Kaos mu?Alın size işte tertemiz kaos.Hafta sonu verdiğimiz şehitlerin cenazesine katılan Kılıçdaroğlu’na yapılan bahar temizliği,milletin sinir uçlarına dokunacak tarzda hareketler sergilemesinin sonucudur.Bu ne perhiz,bu ne lahana turşusu sözünü eyleme döküp Kılıçdaroğlu’na turşunun en lezzetli kısmını yedirtmek isteyen vatandaşı teskin etmek işi bundan sonra ne derece işe yarar bilinmez.Bizden de bir Edi Bese! diyen halk,aklıselim davranmayı turşu yedirmeye tercih ettiği sürece kaos bitmeyecek,olaylar bunların ekmeklerine yağ sürmeye devam edecektir.
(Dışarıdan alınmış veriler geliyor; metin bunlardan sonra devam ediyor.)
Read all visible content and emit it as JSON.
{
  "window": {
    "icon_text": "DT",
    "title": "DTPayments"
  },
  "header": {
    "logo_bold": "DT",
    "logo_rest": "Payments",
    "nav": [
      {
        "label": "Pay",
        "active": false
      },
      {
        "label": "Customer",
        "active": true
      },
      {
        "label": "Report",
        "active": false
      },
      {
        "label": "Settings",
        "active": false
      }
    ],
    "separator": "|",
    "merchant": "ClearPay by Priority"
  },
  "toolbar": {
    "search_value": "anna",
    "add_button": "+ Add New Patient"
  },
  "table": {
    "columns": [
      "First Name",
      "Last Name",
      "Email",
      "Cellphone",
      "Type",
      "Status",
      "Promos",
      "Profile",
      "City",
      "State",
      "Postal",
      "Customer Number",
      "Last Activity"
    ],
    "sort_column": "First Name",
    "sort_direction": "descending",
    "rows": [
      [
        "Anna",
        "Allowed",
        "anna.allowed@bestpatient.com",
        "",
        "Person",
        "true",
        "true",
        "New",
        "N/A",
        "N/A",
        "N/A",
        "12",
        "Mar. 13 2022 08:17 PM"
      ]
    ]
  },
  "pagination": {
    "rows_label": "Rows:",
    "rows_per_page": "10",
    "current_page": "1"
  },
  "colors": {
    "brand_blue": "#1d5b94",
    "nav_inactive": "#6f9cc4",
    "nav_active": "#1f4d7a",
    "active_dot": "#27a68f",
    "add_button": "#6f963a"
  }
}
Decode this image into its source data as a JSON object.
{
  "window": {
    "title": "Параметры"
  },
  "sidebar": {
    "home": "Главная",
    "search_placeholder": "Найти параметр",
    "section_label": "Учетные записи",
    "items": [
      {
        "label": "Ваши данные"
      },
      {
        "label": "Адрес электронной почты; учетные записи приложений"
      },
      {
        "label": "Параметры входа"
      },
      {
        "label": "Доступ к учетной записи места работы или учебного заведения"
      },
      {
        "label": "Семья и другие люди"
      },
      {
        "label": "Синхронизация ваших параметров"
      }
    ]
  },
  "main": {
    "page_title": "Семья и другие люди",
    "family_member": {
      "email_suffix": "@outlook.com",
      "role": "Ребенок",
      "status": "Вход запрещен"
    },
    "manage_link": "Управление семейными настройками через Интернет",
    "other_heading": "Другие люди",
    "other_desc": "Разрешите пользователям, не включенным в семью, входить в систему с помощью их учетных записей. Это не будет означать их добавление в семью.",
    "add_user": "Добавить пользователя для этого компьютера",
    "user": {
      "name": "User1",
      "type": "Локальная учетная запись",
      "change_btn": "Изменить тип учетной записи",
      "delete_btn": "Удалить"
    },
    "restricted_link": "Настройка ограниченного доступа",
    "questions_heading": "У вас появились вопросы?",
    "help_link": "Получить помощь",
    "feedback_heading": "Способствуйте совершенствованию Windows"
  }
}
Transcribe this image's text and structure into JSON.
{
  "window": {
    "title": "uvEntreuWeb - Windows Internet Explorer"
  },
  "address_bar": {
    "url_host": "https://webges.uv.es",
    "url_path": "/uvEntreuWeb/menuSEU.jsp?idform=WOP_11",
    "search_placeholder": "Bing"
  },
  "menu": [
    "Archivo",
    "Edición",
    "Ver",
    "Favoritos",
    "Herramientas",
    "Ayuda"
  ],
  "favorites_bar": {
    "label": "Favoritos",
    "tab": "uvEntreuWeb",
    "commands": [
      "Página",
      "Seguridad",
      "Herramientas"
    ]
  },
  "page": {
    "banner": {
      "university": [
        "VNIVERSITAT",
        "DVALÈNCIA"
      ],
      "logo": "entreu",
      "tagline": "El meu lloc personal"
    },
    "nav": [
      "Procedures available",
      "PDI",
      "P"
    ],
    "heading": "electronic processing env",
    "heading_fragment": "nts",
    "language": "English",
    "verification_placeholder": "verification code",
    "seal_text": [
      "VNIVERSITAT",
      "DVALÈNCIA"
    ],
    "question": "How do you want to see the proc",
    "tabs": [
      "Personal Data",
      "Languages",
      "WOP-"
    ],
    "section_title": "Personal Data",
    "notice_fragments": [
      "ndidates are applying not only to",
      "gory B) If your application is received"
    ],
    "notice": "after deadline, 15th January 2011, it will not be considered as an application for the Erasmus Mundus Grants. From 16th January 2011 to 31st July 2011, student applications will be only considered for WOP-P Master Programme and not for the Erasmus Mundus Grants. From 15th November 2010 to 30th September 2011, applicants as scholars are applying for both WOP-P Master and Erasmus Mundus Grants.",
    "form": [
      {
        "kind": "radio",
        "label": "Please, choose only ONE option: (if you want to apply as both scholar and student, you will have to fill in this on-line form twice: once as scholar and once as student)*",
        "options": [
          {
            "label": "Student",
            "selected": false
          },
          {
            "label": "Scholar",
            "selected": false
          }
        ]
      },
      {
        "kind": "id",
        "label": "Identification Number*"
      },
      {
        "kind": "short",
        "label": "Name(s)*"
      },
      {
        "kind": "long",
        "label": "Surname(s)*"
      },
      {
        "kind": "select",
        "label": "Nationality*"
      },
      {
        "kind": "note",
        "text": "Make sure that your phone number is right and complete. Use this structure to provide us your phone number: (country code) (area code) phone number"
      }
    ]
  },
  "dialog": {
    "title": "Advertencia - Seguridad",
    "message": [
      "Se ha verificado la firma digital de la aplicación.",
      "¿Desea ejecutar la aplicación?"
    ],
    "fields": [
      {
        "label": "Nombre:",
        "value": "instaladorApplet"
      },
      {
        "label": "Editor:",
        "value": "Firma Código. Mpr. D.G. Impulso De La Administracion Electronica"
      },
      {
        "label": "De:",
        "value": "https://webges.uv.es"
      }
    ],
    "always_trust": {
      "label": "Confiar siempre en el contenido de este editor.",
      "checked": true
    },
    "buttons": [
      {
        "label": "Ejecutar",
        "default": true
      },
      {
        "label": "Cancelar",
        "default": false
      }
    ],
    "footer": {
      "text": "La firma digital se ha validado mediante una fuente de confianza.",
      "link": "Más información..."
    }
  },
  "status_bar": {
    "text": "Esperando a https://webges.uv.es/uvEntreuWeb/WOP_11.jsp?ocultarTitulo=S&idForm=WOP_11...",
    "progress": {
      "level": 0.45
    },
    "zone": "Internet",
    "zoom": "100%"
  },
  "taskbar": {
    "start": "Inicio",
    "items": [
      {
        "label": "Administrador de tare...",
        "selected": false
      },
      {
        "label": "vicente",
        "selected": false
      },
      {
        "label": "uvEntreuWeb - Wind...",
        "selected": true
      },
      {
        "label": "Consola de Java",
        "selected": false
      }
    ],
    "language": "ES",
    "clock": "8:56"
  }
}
   2023 dibimizde.Tenekelerini pırlanta sanıp daha şimdiden parlatmaya başlayan,Türkiye için bir dönüm noktası olan bu tarihi kirletmek,hedefleri bozmak için her türlü arsızlığa hicap duymadan soyunan,böyle devam ederse ve içimizdeki hıyar tuzlayıcıları sayesinde başkanlık koltuğunu da çaldırdığımızda,siz görün o zaman ebenizin çiçekli fistanını.Belediyeciliğin kesmediği bu zevatlar tüm adımlarını bu uğurda atarken,kalelerinizi Şirin Baba kılıklı Gargameller’e bu kadar kolay teslim edip de ferâset ve fetânetinize sığınmadığınızda,bizi daha büyük hırsızlıklar bekliyor olacaktır.Tüm bunlar distopik gelebilir fakat geçmişe baktığımızda daha kötü senaryolarını gösterime koyduklarını gayet iyi biliyoruz.Genel başkanları; ”ülkenin her tarafını biz kazanacağız,nihahaha!” diye iplemez bir kahkaha savururken,bize ütopik gelen bu komediye evlerimizde televizyon karşısında çekirdek çitleyerek,karşı cenahın en çok andığı yerlerimizle  gülmüştük.Bu kolaycı ve garantici tavrımız,üzerimizdeki ölü toprağını silkmeye niyetli olmayan hâlimiz bizi mücadeleden ve istikrardan geri bırakıyor.Gevşekliğimiz gevrek bir hâl almaya başladı.Ya acilen kendimize bir Osmanlı Tokadı savuracağız,ya da yediğimiz şaplaklarla daha çoook konusuz siyasetlere malzeme olacağız.  

   Terlemenin tam zamanıyken,bizim terimiz birbirine ilaç iken,bizi bizden mahrum etmeyelim efendim.Birlik,ferâset ve fetânet diliyorum tüm kardeşlerime.